The man spoke excellent English with an identifiably West African accent.  He told of how he was on a trip to the USA to meet his daughter, a nurse.  She had arranged for him to have, in her hospital, a surgical resection of part of his prostate gland.  His prostate had been causing him problems.  He had had trouble urinating, and it was now so bad that he had taken to catheterizing himself.  He used the pointed half of a disassembled ballpoint pen.  This had worked well for years.  However, on this trip he did not have a pen that could be taken apart. 

His bladder became full, and he became desperate.  He tried to use a BIC, a solid ball point pen.  The BIC caused damage to the lining of the penis and to the prostate that lead to substantial bleeding. 
He and I went into the restroom.  In that limited space I was able to examine him and to determine that the bleeding had nearly stopped.  His bladder however could be percussed all the way to his umbilicus.  What were we to do?
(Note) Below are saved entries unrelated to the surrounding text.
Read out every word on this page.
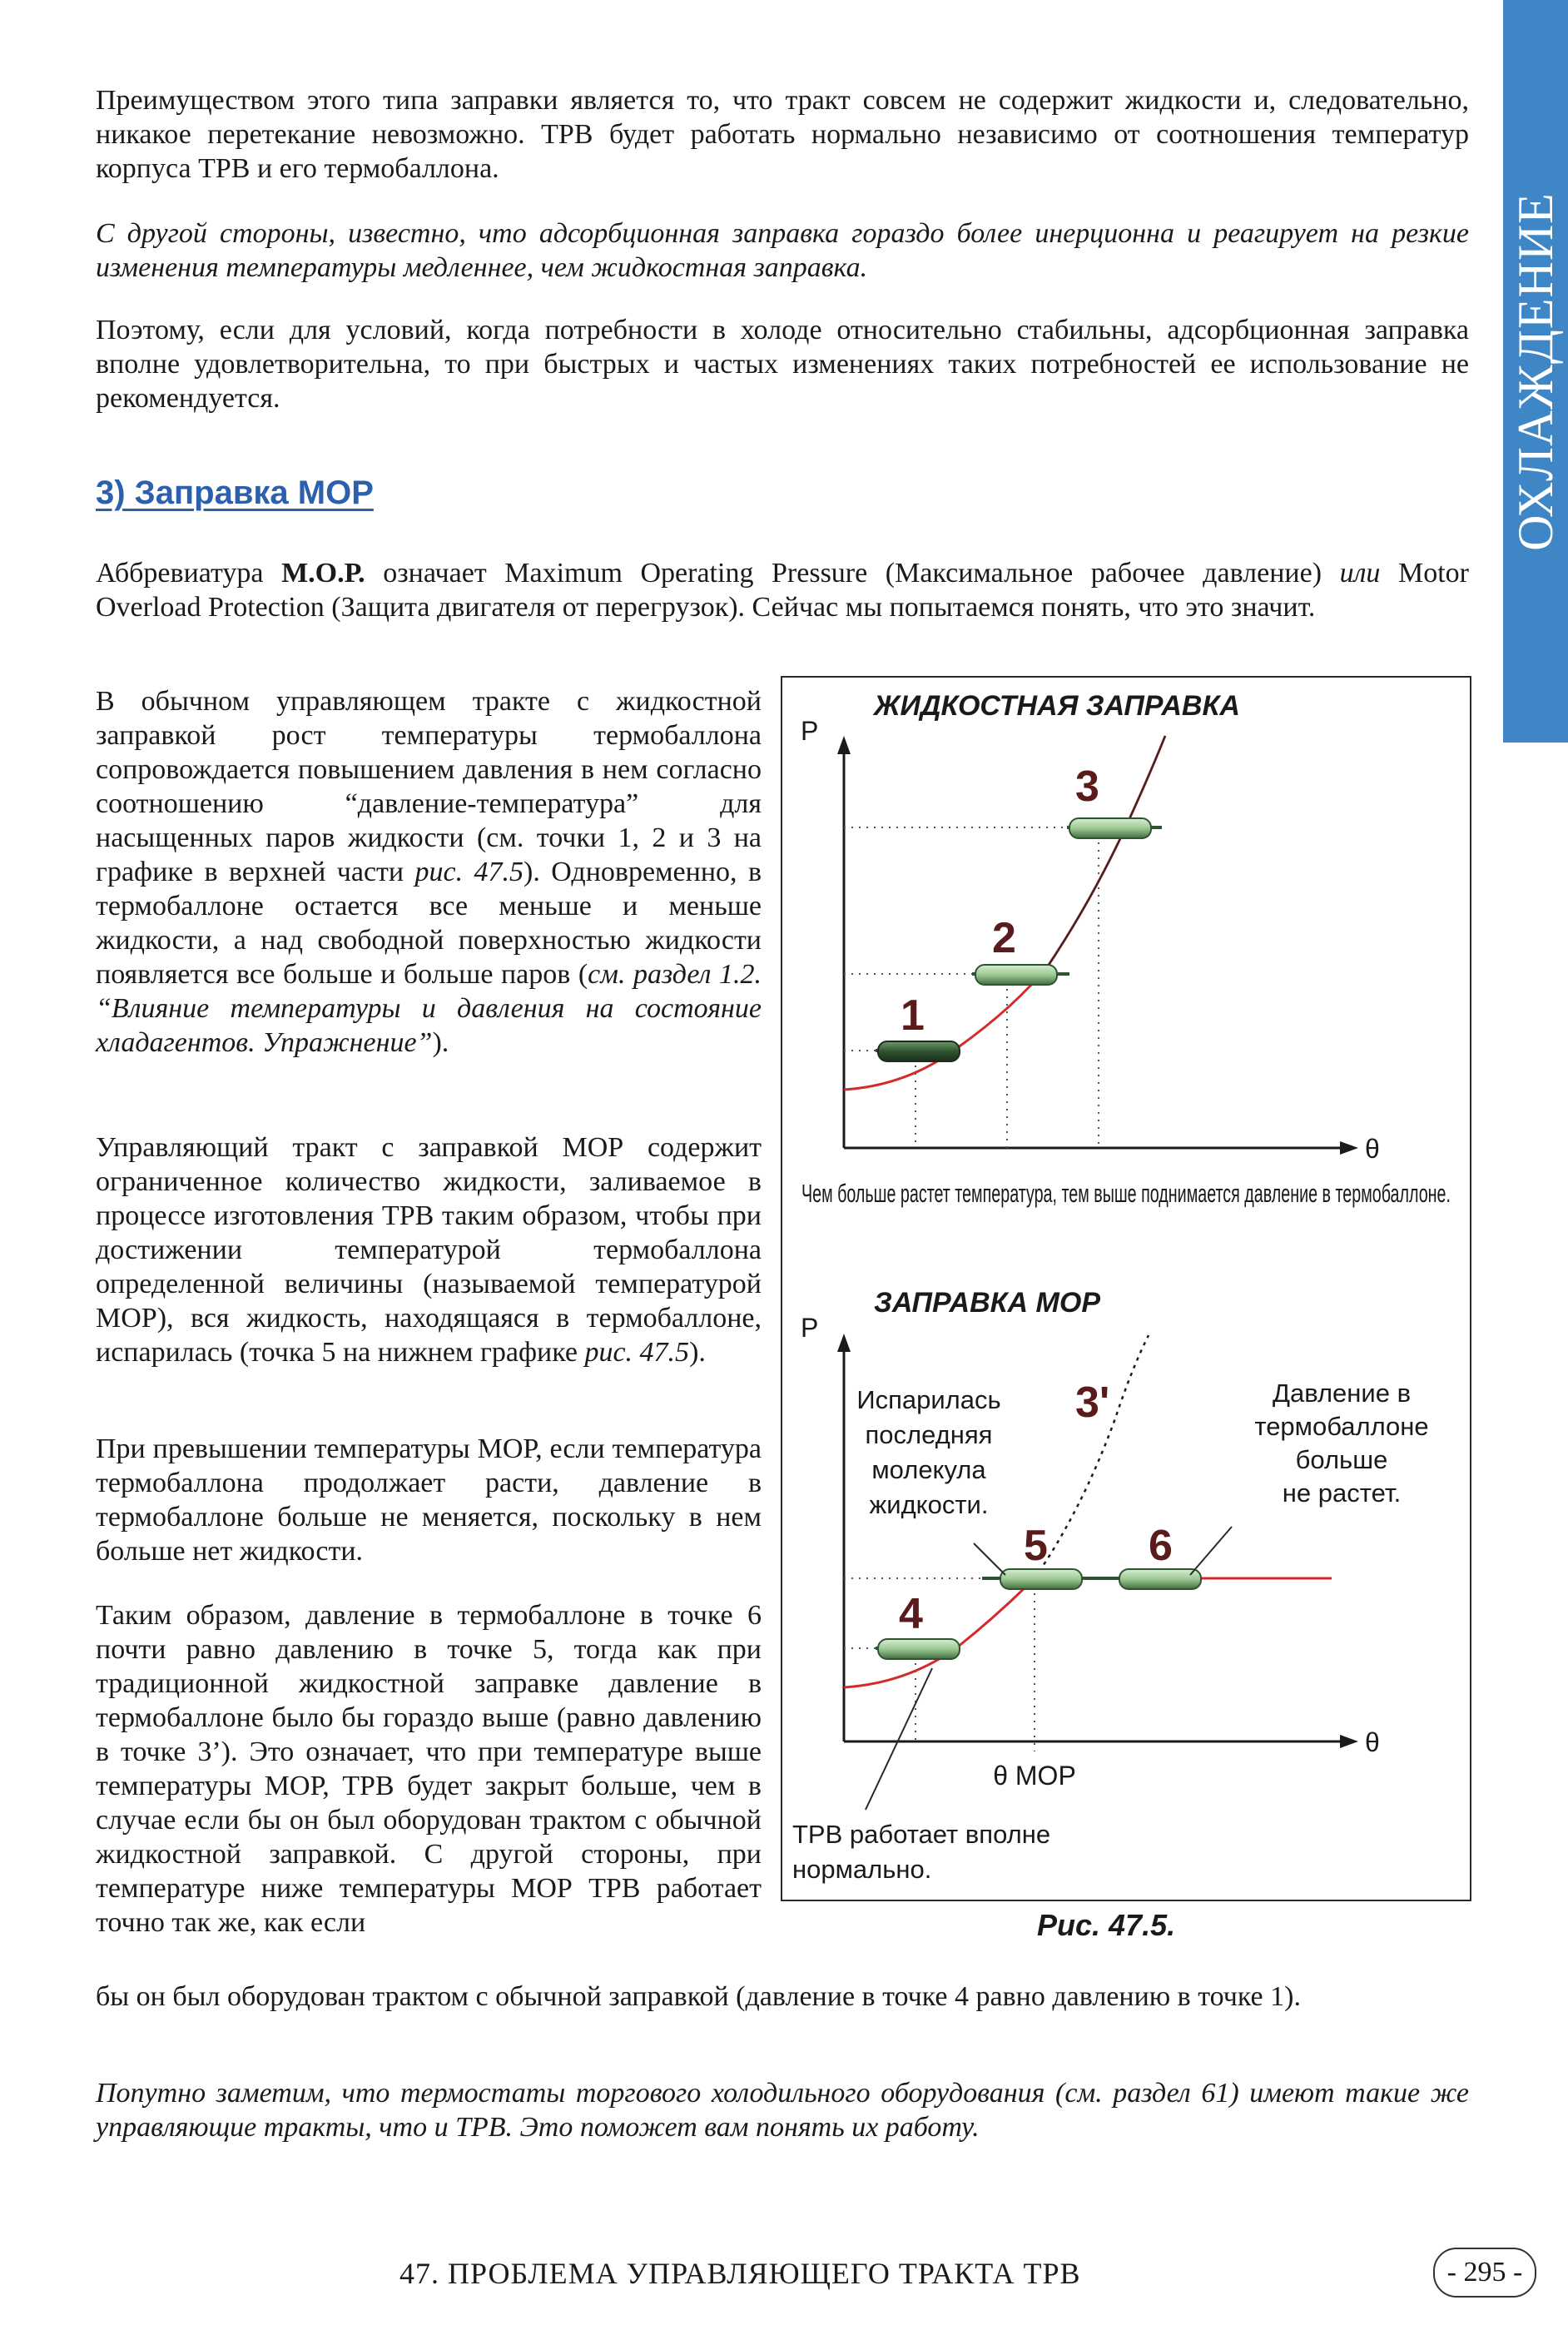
ОХЛАЖДЕНИЕ

Преимуществом этого типа заправки является то, что тракт совсем не содержит жидкости и, следовательно, никакое перетекание невозможно. ТРВ будет работать нормально независимо от соотношения температур корпуса ТРВ и его термобаллона.

С другой стороны, известно, что адсорбционная заправка гораздо более инерционна и реагирует на резкие изменения температуры медленнее, чем жидкостная заправка.

Поэтому, если для условий, когда потребности в холоде относительно стабильны, адсорбционная заправка вполне удовлетворительна, то при быстрых и частых изменениях таких потребностей ее использование не рекомендуется.

3) Заправка МОР

Аббревиатура М.О.Р. означает Maximum Operating Pressure (Максимальное рабочее давление) или Motor Overload Protection (Защита двигателя от перегрузок). Сейчас мы попытаемся понять, что это значит.

В обычном управляющем тракте с жидкостной заправкой рост температуры термобаллона сопровождается повышением давления в нем согласно соотношению “давление-температура” для насыщенных паров жидкости (см. точки 1, 2 и 3 на графике в верхней части рис. 47.5). Одновременно, в термобаллоне остается все меньше и меньше жидкости, а над свободной поверхностью жидкости появляется все больше и больше паров (см. раздел 1.2. “Влияние температуры и давления на состояние хладагентов. Упражнение”).

Управляющий тракт с заправкой МОР содержит ограниченное количество жидкости, заливаемое в процессе изготовления ТРВ таким образом, чтобы при достижении температурой термобаллона определенной величины (называемой температурой МОР), вся жидкость, находящаяся в термобаллоне, испарилась (точка 5 на нижнем графике рис. 47.5).

При превышении температуры МОР, если температура термобаллона продолжает расти, давление в термобаллоне больше не меняется, поскольку в нем больше нет жидкости.

Таким образом, давление в термобаллоне в точке 6 почти равно давлению в точке 5, тогда как при традиционной жидкостной заправке давление в термобаллоне было бы гораздо выше (равно давлению в точке 3’). Это означает, что при температуре выше температуры МОР, ТРВ будет закрыт больше, чем в случае если бы он был оборудован трактом с обычной жидкостной заправкой. С другой стороны, при температуре ниже температуры МОР ТРВ работает точно так же, как если

бы он был оборудован трактом с обычной заправкой (давление в точке 4 равно давлению в точке 1).

Попутно заметим, что термостаты торгового холодильного оборудования (см. раздел 61) имеют такие же управляющие тракты, что и ТРВ. Это поможет вам понять их работу.

ЖИДКОСТНАЯ ЗАПРАВКА
P
θ
1
2
3
Чем больше растет температура, тем выше поднимается давление в термобаллоне.
ЗАПРАВКА МОР
P
θ
θ МОР
4
5 6
3'
Испарилась
последняя
молекула
жидкости.
Давление в
термобаллоне
больше
не растет.
ТРВ работает вполне
нормально.

Рис. 47.5.

47. ПРОБЛЕМА УПРАВЛЯЮЩЕГО ТРАКТА ТРВ	- 295 -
I reasoned that the closest thing to a urinary catheter to found in the plane was the tubing for the audio for music and videos.  I asked for one.  They brought me one from the first-class section that was electronic.  I said, “Please get me one from coach.”  They did, and with a knife from somewhere I carved a pointed tip. 

I held up my impromptu catheter before the patient and said, “Do you want me to do this, or do you want to do it?” He chose to do it himself.  This was good judgment. 
With the catheter in his bladder, draining blood tinged urine, we placed a small airline pillow between his legs, and he pulled up his pants.

The last I saw of him  he was waddling off the plane to greet his daughter.

In the past when I had done doctorly deeds for airlines they had rewarded me with a bottles of champagne and once a sizable amount of air miles.  So I awaited my thanks from SAS with some anticipation.  It came.  It was a carefully packaged ballpoint pen imprinted with “SAS”.